でも、たまにダンナの機嫌のいい日があって、そういう日は、帰ってくると、2階にあるダンナ専用のお祈りスペース(イスラムの)へ入って、がさごそしている様子だった。私は、「もしや」と思った。
ある日、私はダンナのへそくりの隠し場所を見つけ出した。そこには、10万ルピア札(円にすると1000円程度だが、インドネシアでいちばん高額な紙幣)が数十枚(少なく見積もっても50枚くらい。日本人の感覚でいうと万札が50枚?)保管されていた。。。「絵が売れない」と言っておきながら、こんなところにこんなにため込んで。。。(怒)

というわけで、ここ数年の間、ダンナのいない時を見計らって、私は「そこ」から少しずつ、ルピアを頂戴している。正直にいえば、盗みを働いている、という意識がないわけではない。だが、本来、そのお金は「そこ」にあるべきではないのだ。そのお金は、家族のために配分されなければならないのだ。なので「罪の意識なんて感じなくていいんだ」と、私は自分に言い聞かせる。高校生になった下の娘も、私が「そこ」からお金を盗っていることを知っていて、「もらっちゃえばいいよ、お母さん」と言ってくれる。娘も少し大人になって、私の苦渋を理解できるようになったらしい。

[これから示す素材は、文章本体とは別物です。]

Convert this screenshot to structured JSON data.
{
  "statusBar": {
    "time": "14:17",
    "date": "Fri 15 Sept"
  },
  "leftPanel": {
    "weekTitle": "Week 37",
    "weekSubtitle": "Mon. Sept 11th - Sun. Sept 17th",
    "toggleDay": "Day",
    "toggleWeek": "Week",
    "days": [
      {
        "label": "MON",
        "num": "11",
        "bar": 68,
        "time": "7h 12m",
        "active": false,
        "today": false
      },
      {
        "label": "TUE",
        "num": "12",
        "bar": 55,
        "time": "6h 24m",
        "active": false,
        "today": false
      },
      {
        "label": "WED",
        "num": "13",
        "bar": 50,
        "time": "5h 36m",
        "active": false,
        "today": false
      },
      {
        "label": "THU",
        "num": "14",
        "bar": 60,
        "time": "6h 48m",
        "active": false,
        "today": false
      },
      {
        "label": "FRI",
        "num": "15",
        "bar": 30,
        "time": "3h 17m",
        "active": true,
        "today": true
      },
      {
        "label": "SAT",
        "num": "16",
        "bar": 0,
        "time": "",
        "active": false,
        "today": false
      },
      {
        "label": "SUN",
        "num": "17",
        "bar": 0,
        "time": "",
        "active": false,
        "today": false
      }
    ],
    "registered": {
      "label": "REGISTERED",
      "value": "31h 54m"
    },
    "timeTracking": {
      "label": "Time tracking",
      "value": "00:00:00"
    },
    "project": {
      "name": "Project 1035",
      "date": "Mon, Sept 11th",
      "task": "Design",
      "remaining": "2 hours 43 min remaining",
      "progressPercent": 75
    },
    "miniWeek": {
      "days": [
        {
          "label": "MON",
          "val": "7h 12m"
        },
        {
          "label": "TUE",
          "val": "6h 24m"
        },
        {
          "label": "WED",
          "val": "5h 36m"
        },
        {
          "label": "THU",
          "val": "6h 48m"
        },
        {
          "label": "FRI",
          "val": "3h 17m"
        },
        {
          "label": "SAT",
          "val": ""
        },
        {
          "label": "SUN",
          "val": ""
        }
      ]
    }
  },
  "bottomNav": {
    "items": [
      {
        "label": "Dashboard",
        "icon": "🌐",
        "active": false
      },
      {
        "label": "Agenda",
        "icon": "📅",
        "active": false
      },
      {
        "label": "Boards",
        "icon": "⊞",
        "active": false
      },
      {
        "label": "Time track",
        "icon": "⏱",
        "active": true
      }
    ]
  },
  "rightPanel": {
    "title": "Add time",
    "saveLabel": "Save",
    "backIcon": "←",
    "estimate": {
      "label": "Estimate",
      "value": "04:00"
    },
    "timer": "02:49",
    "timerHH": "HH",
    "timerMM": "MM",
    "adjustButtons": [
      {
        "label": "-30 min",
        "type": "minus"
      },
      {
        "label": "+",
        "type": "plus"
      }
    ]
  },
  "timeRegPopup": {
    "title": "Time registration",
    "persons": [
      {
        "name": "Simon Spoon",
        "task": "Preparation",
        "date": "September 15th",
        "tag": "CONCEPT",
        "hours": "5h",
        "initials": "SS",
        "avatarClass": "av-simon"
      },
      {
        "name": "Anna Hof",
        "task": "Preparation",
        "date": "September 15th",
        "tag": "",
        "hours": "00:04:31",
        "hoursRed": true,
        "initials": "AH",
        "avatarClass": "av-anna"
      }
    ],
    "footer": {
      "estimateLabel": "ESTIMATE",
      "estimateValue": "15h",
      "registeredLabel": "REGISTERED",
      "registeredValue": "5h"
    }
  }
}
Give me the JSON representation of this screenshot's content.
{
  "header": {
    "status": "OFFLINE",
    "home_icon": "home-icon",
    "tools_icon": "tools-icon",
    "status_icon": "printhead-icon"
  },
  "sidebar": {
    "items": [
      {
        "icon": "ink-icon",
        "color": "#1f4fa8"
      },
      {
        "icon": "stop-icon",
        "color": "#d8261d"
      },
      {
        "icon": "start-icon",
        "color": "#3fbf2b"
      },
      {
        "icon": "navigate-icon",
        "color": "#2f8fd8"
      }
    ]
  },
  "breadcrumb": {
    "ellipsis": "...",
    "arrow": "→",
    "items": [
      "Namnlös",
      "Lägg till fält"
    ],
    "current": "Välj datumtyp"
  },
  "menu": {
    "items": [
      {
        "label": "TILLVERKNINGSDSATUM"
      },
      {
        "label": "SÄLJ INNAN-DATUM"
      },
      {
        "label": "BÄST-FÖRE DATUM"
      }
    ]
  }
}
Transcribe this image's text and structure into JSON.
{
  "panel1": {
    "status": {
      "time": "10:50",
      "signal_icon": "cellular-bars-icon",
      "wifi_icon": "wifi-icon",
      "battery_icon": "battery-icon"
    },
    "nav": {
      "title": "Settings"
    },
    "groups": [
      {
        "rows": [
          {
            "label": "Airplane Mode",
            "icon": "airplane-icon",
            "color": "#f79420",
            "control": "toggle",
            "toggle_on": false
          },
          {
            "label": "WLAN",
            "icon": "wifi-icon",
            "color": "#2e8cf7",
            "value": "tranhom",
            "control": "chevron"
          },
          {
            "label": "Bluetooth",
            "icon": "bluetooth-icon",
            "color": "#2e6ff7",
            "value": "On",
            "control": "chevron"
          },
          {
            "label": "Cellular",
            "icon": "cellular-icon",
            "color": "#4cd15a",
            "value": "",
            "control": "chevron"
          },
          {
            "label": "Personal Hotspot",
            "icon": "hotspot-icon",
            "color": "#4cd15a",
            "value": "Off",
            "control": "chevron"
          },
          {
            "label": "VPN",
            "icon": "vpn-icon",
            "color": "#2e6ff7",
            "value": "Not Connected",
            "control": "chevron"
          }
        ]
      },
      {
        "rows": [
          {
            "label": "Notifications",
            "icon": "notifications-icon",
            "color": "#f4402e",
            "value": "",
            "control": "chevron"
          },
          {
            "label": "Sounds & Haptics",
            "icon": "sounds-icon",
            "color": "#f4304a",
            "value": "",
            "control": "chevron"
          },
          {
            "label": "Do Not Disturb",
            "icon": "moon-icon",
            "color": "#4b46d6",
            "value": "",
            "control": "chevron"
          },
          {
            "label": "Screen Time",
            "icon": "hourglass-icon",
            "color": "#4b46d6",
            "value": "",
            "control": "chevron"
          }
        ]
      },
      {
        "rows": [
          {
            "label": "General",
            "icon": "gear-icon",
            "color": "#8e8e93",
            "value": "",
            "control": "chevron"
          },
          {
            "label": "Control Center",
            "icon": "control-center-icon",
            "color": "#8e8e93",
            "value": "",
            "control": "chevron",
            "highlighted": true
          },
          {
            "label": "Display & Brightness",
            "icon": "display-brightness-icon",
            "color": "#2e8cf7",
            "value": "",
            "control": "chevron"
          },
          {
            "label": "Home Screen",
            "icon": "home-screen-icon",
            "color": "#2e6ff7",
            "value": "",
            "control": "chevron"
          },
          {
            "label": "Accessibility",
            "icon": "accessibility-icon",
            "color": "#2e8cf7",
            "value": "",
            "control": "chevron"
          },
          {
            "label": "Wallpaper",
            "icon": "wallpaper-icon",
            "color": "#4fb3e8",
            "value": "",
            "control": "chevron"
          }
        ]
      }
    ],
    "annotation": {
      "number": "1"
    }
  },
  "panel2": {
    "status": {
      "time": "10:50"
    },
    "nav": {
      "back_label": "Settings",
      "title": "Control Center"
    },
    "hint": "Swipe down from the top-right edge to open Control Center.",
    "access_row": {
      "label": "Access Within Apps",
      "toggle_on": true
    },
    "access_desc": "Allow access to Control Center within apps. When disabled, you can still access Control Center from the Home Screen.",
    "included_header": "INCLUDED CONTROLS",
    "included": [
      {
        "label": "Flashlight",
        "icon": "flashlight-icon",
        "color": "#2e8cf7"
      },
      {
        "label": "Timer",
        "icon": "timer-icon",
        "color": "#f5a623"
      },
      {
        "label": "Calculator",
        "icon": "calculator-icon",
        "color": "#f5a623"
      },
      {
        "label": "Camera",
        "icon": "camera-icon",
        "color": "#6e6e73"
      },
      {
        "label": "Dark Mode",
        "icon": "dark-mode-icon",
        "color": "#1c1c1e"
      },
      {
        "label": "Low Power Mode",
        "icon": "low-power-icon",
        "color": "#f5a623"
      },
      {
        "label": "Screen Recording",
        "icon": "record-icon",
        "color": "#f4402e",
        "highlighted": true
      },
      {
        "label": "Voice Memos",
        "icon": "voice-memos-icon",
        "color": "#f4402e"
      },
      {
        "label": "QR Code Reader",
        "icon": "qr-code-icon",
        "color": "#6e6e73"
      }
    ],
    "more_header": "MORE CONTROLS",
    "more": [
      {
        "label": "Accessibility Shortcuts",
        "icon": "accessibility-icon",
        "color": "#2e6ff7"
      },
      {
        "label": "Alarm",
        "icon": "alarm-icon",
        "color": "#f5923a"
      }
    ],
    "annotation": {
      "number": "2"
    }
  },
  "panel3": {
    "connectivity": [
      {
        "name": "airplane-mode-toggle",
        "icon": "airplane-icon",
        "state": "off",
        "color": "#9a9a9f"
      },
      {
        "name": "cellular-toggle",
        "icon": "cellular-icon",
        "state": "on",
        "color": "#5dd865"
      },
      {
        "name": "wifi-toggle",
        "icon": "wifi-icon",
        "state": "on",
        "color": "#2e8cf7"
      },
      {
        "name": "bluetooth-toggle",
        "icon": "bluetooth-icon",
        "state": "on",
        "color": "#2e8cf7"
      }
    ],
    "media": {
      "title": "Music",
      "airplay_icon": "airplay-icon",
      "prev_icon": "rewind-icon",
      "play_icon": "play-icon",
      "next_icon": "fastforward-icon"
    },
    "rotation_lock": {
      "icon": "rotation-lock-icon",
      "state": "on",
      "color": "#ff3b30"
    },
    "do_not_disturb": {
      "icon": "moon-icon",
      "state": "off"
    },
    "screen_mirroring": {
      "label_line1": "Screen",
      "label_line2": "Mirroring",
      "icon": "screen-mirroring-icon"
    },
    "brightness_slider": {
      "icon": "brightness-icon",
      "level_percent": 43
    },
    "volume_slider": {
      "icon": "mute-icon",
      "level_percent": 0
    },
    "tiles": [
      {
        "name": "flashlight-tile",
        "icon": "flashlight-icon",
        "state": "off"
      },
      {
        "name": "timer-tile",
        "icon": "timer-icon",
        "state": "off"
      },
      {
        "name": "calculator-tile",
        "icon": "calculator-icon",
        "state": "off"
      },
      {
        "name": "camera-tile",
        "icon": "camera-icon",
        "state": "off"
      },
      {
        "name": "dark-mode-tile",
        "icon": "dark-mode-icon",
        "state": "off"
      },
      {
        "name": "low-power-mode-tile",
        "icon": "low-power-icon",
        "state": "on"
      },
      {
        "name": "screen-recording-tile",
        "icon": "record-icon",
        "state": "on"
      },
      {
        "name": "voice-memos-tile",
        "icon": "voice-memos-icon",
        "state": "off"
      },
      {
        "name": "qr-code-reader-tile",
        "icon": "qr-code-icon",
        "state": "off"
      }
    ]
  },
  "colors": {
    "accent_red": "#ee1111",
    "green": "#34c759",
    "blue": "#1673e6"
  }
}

不思議なことに、今まで一度もバレたことがない。どうやら、ダンナはいちいち金額のチェックをしていないらしい。ときどき「補充」している様子もあるので、お札の1枚や2枚減っても、気づかないのだろう。
まさか、清廉潔白で正直者(?)のイメージのある、日本人の奥さん(=私)に、お金を盗られているとは、夢にも思ってないに違いない。そこが、やはりマヌケなのだ。
これまでに2度、へそくりの置き場所が変わって、慌てたことがあった。ついにバレたかと思って覚悟もしたが、バレてはいなかった。ちょっと置き場所を変えてみただけ、だったようだ。私はダンナの行動パターンから千里眼(想像力)を働かせて、新しい隠し場所を突きとめた。そして、その後も「そこ」からちょくちょく頂戴している。
まあ、もし、本当にバレることがあったら、知らぬ存ぜぬを通して、トゥユールのせいにでもすればいい。
バリでは、お金は本来あるべきところ(うちの場合は家族)へと流れるのである。(完)

*バリで私がこの文章を書いていたのは、2015年頃。諸事情により、2016年に日本に帰国。現在はスーパーのパートタイマーとして時給1000円で「円」を稼ぐ。またまた苦難の日々(?)